- Even though some people claim that the uvula, the fleshy extension of tissue that hangs down from the middle of the soft palate, can affect speech and swallowing, this is false. Like the appendix, the uvula is a vestigial structure with no function; it doesn’t cause symptoms unless it gets very swollen; and then it can cause a lump-in-the-throat sensation, throat irritation, snoring, choking episodes, and chronic cough.
- Other than trauma, which is rare, the only proven cause of an enlarged uvula is silent nighttime respiratory reflux (aka LPR). Since the underlying problem is reflux, it makes no sense to have surgery to remove the uvula before first undertaking a tight anti-reflux program.
- If the reflux is controlled, the uvula will shrink back to its normal size, usually within weeks. However, if the “bigger” problem is snoring, with or without sleep apnea — also both caused by long-standing silent reflux — resolution with an on-going anti-reflux program may take many months.
- That said, the surgical procedure, UPPP (uvulopalatopharyngoplasty), is usually completely unnecessary for just an enlarged uvula … and it may or may not be indicated for snoring.
What Causes an Enlarged Uvula?
These three photos were taken by the author using an ultra-thin instrument (endoscope) placed through the nose to look down the barrel of the throat (on the inside). The image on the left shows LPR with a slightly enlarged uvula; whereas the middle and far-right images show findings of severe LPR with extremely enlarged uvulas.
The image on the far-right actually shows a massive uvula that is resting on the epiglottis of the larynx (voice box). Not surprisingly, that patient was distressed by a constant, unpleasant feeling of something in his throat with additional symptoms of “throat tickle,” chronic throat-clearing, and cough. On a strict reflux detox program, his uvula shrunk back to normal size in four weeks!

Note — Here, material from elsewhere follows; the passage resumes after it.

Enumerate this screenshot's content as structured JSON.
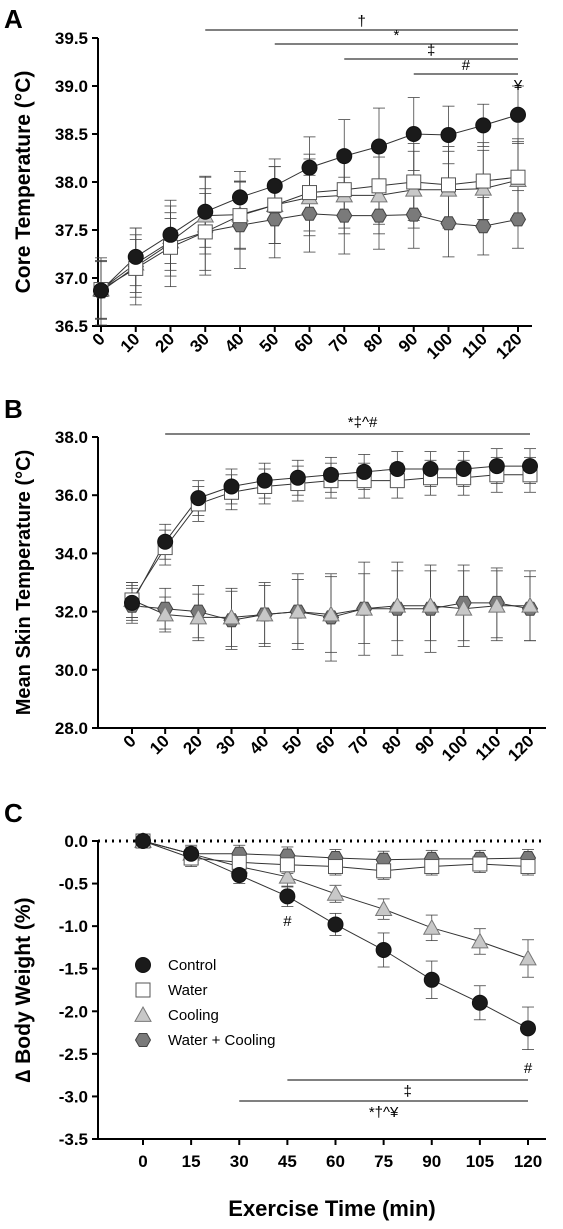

Does a Big Uvula Cause Snoring and Sleep Apnea?
Often an enlarged uvula is associated with a narrow (reflux-caused) throat, which may be associated with snoring and sleep apnea; also see Previous Snoring Sleep Apnea Blog.

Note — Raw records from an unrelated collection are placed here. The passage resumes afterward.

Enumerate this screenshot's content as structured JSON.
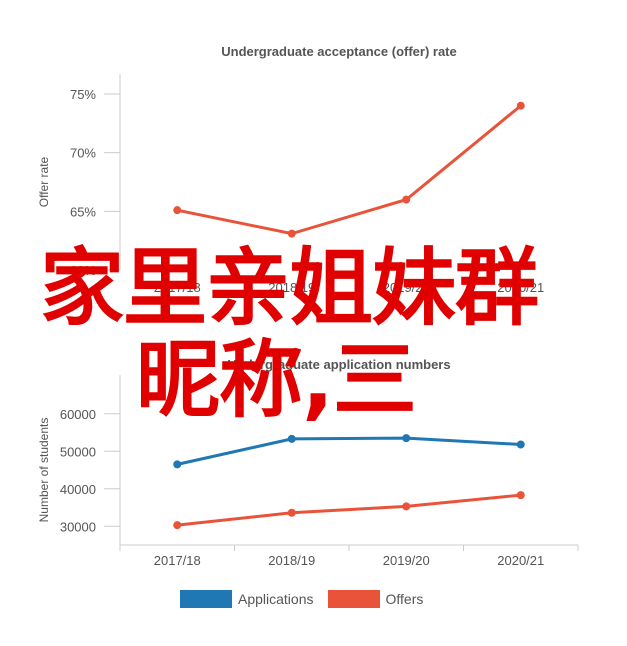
{
  "overlay": {
    "line1": "家里亲姐妹群",
    "line2": "昵称,三"
  },
  "colors": {
    "applications": "#1f77b4",
    "offers": "#e8533a",
    "axis": "#cccccc",
    "text": "#555555"
  },
  "legend": {
    "applications_label": "Applications",
    "offers_label": "Offers"
  },
  "chart_data": [
    {
      "type": "line",
      "title": "Undergraduate acceptance (offer) rate",
      "ylabel": "Offer rate",
      "xlabel": "",
      "categories": [
        "2017/18",
        "2018/19",
        "2019/20",
        "2020/21"
      ],
      "ylim": [
        60,
        75
      ],
      "yticks": [
        "60%",
        "65%",
        "70%",
        "75%"
      ],
      "series": [
        {
          "values": [
            65.1,
            63.1,
            66.0,
            74.0
          ],
          "color": "#e8533a"
        }
      ],
      "grid": false
    },
    {
      "type": "line",
      "title": "Undergraduate application numbers",
      "ylabel": "Number of students",
      "xlabel": "",
      "categories": [
        "2017/18",
        "2018/19",
        "2019/20",
        "2020/21"
      ],
      "ylim": [
        25000,
        65000
      ],
      "yticks": [
        "30000",
        "40000",
        "50000",
        "60000"
      ],
      "series": [
        {
          "name": "Applications",
          "values": [
            46500,
            53300,
            53500,
            51800
          ],
          "color": "#1f77b4"
        },
        {
          "name": "Offers",
          "values": [
            30300,
            33600,
            35300,
            38300
          ],
          "color": "#e8533a"
        }
      ],
      "legend": "bottom",
      "grid": false
    }
  ]
}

These three photos show the upper throat; the left photo of the nasopharynx is normal. The middle photo shows intense reflux in the upper throat in a patient with post-nasal drip and sinus symptoms, as well as sleep apnea. The far right image shows severe, long-standing LPR in a patient with severe snoring and sleep apnea.
These images are shown to emphasize the point that some ENT doctors overlook those findings or think them to be “normal.” It is important to note that the findings of LPR are not taught in most physicians’ curricula.
Which Doctor Can Best Diagnose My LPR?
Still, the answer is the otolaryngologist (ear, nose, and throat doctor) even though ENT doctors seem to fall into two camps: one group thinks everyone has reflux while the other thinks that no one has it. Why is this? I believe that reflux findings are so common that they may be mistaken for “normal.”
These photos were again taken by the author using an ultra-thin instrument (endoscope) placed through the nose to look down the barrel of the throat. The image on the left shows a normal larynx; note the sharpness of the vocal cords, the “V-shaped” structures in the middle. The two other images show LPR in which the vocal cords are very swollen like sausages. Also, in the middle image the back of the larynx (at the top of the photo) is obviously swollen as well. And the image on the far- right shows that the back of the larynx is so swollen that it is actually in contact with the posterior pharyngeal wall, (the back of the throat).
Notably, the far-right image is taken from a patient with long-standing nighttime reflux, and symptoms of globus, chronic throat-clearing, dysphagia (difficulty swallowing), and hoarseness as well as snoring and sleep apnea. This is severe LPR.
In part, I have included images in this post so that you can print them to show your ENT doctor … with the question, “Do I look like this?”
What Can I Do About My Enlarged Uvula?
Adopt a strict antireflux program for four weeks: (1) no eating within five hours of bedtime (lying down); (2) sleep up at a 45-degree angle; (3) low-fat, low-acid diet; (4) famotidine 20 mg. before breakfast and dinner, and 40 mg. before bed; (5) a swallow of Gaviscon Advance Aniseed after dinner and before bed; (6) gum chewing after eating; and (7) alkaline water.
Who Should Have the UPPP Operation?
In my opinion, very few people need surgery … assuming that the patient takes their anti-reflux program seriously. Again, I think UPPP (uvulopalatopharyngoplasty) is not indicated for people with just an enlarged uvula. For those with snoring, with or without sleep apnea, an antireflux trial program is indicated for three months before making the decision to have surgery.